What follows is Pickford's best scene. When she hears Mike has been mortally wounded by her father, she rushes to his bedside just in time to see him die. In shock, she keeps trying to tend to him, at first refusing to believe he is dead. Her brother, one of her suitors, and an old family friend convince her Mike is gone. Now, they say, she must concentrate on saving her father from the gallows. They tell her she must lie and say Mike forced himself on her and that her father was doing the noble thing. I guess lying was considered OK in the code of the old south if the victim is "just a man from the hills". Norma understandably refuses, saying that if her father hangs it is what he deserves.

Months pass, and the trial is in progress. Norma has forgiven her father, and here, unlike Mike's deathbed, her attitude is just bizarre. She acts as though her father has done little more than take away her cell phone privileges - to put it in modern terms - rather than kill the only man she ever loved. She is now ready to go on the witness stand and lie about Mike's character - which by everyone else's account was noble and hard working - in order to free her extremely guilty father. However, it does indeed tear up Norma's conscience to say untrue things about her deceased beau, and she breaks down on the stand. At that moment, her father has a moment of clarity, goes to her, and tells her he was wrong to do what he did, and the two reconcile. He then grabs the gun that is lying as evidence on a nearby table and shoots himself, declaring that he owes his life to the state for his actions. You have to admire her dad, he is so even handed. He has no trouble taking the law into his own hands whether it is his life or someone else's life on the line.

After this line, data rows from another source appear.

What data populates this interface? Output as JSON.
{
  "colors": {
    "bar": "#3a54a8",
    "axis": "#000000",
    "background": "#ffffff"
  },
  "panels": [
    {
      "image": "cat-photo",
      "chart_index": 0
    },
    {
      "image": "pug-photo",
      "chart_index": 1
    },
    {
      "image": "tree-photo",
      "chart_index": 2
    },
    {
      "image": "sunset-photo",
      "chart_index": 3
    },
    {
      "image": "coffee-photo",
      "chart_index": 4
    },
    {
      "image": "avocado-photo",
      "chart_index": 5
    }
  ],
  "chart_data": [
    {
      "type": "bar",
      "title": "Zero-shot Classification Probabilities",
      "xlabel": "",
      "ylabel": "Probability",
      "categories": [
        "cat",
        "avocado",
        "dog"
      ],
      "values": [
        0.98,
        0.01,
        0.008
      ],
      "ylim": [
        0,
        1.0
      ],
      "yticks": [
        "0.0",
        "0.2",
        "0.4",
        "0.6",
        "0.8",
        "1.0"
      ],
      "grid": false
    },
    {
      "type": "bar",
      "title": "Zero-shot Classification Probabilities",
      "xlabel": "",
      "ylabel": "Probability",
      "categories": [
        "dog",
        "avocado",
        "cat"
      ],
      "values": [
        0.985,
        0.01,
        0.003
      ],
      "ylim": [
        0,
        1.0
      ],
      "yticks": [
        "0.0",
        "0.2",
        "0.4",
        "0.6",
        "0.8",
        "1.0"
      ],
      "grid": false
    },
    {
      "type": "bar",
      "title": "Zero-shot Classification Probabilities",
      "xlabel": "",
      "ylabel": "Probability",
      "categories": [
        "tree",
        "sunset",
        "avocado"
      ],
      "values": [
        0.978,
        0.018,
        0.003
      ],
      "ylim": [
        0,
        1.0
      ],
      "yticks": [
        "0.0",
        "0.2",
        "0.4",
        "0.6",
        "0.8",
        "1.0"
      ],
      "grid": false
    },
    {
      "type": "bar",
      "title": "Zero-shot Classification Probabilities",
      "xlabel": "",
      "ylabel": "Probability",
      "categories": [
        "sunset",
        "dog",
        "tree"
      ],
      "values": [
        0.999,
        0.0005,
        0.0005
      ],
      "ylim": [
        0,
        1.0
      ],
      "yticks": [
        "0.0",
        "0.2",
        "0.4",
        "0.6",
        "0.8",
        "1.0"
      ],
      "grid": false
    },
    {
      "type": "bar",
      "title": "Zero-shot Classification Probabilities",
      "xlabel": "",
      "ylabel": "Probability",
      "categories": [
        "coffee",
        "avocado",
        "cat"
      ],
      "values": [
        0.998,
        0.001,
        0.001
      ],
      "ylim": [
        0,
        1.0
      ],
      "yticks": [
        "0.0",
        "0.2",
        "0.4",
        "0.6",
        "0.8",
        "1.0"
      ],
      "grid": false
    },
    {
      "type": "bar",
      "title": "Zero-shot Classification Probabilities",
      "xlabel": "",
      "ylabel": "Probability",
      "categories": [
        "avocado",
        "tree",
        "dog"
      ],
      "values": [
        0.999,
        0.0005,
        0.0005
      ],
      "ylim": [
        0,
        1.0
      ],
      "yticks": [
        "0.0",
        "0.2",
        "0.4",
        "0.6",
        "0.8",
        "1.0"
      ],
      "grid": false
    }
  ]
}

Pickford's performance viewed today appears merely mediocre compared those of other early talkie actresses. You have to remember though, seeing America's Sweetheart talk for the first time was for the audiences of 1929 like seeing and hearing that T-Rex in Jurassic Park in 1993 - it's easy to confuse a technological milestone with a great performance, at least until the novelty wears off. What was interesting for me was to see the "code of the South" in its death throes. The attitudes of the upper class toward even the hard-working members of the poorer classes in the south were about to collapse when the Great Depression made poor people out of so many of the so-called nobility and put them all in the same crowded, uncomfortable boat.